Avec L’Envers des pôles, Nathalie Nottet propose une immersion complète dans le logos d’une patiente internée pour « bipolarité de type 1, anciennement appelée maniaco-dépression. Pas de type 2 aux formes atténuées. Suis dans le tout ou rien, comme disait mon père. Pas de demi-mesure. Sauf pour mes mi-graines. Mon logiciel intérieur a buggé. La faute à qui ? Aux gènes ? » Ici, pas de dénonciation militante des conditions d’hospitalisation ou des pharmacopées massives, mais bien une plongée dans un esprit souffrant. In medium spiritum.

« Vite plonger mon nez dans quelques vocables étymologiques, manie du latin mania, la folie, une exaltation permanente dopée d’une énergie grandiose, d’un sentiment de toute puissance ; dépression du latin depressio qui signifie enfoncement, abaissement. » Une pathologie qui reste délicate à étiqueter, à soigner, à supporter. Elle s’abat sur un individu et le fait osciller entre deux pôles, avec l’intangibilité d’un métronome clinique : tic-up, tic-down, tic-up, tic-down… Voilà ce qui est la cause de l’isolement de Léa, une quadragénaire établie (professeur à la Fac’ de Philo, épouse et mère de deux filles) qui a vu sa vie s’effilocher au fil de ces étourdissantes variations de l’âme et de leurs manifestations en sons et en silences. De la difficulté de maintenir le cap sur une mer intérieure déchaînée…

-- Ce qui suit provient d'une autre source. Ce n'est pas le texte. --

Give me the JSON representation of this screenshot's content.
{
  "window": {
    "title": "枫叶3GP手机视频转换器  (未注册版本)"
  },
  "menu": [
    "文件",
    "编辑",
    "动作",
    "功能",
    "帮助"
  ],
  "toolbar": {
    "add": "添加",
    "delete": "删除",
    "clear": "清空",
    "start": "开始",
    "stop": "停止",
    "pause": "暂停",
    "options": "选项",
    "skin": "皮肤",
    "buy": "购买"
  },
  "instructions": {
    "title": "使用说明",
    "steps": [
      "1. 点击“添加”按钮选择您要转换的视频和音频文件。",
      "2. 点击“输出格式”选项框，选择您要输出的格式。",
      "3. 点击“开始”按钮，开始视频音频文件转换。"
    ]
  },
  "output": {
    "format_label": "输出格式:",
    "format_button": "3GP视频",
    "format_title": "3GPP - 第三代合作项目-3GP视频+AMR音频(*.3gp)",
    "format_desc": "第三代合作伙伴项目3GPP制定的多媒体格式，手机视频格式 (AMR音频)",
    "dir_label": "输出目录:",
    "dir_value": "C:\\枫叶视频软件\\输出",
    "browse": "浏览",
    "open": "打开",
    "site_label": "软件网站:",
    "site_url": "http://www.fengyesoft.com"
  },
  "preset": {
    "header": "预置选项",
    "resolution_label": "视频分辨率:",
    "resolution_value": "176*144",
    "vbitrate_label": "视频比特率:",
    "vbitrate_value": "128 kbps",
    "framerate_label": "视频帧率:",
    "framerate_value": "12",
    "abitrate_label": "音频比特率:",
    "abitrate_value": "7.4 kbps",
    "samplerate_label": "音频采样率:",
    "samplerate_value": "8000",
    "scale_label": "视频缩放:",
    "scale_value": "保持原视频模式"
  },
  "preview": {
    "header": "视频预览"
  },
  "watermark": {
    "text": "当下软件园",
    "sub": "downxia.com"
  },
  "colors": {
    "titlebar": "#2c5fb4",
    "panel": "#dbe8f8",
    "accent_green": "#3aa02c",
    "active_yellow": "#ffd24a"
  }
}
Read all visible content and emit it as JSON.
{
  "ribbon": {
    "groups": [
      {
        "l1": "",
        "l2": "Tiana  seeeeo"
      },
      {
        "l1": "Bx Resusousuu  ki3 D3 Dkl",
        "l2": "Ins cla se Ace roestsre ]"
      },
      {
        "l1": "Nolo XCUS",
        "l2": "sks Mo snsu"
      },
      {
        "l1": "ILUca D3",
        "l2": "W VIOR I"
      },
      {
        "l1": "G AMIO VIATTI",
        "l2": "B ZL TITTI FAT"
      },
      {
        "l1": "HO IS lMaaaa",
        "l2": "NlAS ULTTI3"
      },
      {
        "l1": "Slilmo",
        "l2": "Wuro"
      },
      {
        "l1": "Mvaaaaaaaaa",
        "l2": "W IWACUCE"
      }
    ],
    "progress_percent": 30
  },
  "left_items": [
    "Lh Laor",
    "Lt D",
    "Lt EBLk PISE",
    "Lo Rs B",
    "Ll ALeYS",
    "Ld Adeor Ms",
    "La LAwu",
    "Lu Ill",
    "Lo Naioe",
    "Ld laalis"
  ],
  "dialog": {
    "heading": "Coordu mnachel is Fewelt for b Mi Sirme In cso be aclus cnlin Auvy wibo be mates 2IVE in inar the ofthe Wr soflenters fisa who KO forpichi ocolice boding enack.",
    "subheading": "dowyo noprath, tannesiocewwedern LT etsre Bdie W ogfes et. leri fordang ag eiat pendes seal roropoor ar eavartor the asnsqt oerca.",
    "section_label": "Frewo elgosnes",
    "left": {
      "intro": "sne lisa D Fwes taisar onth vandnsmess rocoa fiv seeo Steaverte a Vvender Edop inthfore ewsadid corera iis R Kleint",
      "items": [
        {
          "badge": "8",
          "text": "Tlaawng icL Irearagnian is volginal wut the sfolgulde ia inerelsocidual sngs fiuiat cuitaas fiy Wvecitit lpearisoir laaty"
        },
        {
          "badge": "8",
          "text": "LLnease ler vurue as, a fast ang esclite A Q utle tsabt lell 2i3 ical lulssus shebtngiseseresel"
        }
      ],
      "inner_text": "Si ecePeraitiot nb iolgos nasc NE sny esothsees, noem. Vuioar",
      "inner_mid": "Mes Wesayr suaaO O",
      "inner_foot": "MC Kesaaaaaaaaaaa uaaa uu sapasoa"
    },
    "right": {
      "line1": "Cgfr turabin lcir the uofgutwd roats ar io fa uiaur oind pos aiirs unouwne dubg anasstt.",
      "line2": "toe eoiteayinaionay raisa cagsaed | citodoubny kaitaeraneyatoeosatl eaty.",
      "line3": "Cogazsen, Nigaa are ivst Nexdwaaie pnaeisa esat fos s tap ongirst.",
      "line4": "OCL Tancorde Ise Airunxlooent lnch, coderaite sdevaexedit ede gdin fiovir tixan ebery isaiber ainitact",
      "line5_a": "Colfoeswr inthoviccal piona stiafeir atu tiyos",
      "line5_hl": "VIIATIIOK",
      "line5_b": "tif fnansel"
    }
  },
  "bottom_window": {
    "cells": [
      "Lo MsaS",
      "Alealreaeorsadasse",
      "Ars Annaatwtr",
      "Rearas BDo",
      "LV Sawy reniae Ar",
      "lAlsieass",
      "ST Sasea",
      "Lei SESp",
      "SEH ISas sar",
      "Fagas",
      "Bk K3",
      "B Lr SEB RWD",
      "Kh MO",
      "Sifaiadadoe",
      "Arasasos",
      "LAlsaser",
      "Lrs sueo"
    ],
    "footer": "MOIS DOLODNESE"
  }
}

Après avoir provoqué et essuyé de violentes tempêtes, Léa, spécialiste de Spinoza (« Si vous voulez que la vie vous sourie, apportez-lui d’abord votre bonne humeur ») échoue au ban de la société, de sa famille et de son mariage, dans une aile d’aliénés. Ses journées – ce terme est-il opportun quand le temps se dilue et s’interrompt dans une même perte ? – sont entrecoupées de Comment ça va, ce matin ?, de visites d’un entourage embarrassé, de potions médicinales, de séances d’ergothérapie où « on tricote bien, cloue bien, ficelle bien », de groupes de parole et d’entretiens à huis clos, de « ce bruit incessant des portes et clés qui cognent les mélancolies ». Ces ponctuations asilaires se noient dans d’interminables heures coincées dans une chambre partagée (un rideau délimitant les intimités et laissant filtrer les rires, les râles et les râleries), dans un moi déglingué où se (ré)percutent les pensées en balles magiques. Subir ou faire subir, c’est le renversement copernicien qui s’opère dans ce quotidien à endurer en mode automatique (tic-down) ou à exploser en exubérances dévastatrices (tic-up).

Il faut le préciser : L’Envers des pôles est une expérience dense, saturée. Ne forçant pas le trait (pas de pataugement dans le glauque, ni d’insistance sur le scabreux ou de voyeurisme déplacé) et évitant tout pathos, Nottet fait « simplement » entendre une femme en détresse. Dans ce récit en trois mouvements distincts, le parti pris de la focalisation interne confère tant ampleur que sobriété aux mots et aux maux. Le flot de pensées – hurlées ou étouffées – de Léa submerge le lecteur et permet d’appréhender l’énigme de cette affection mentale si souvent galvaudée à une époque où tout le monde est susceptible d’être catalogué borderline.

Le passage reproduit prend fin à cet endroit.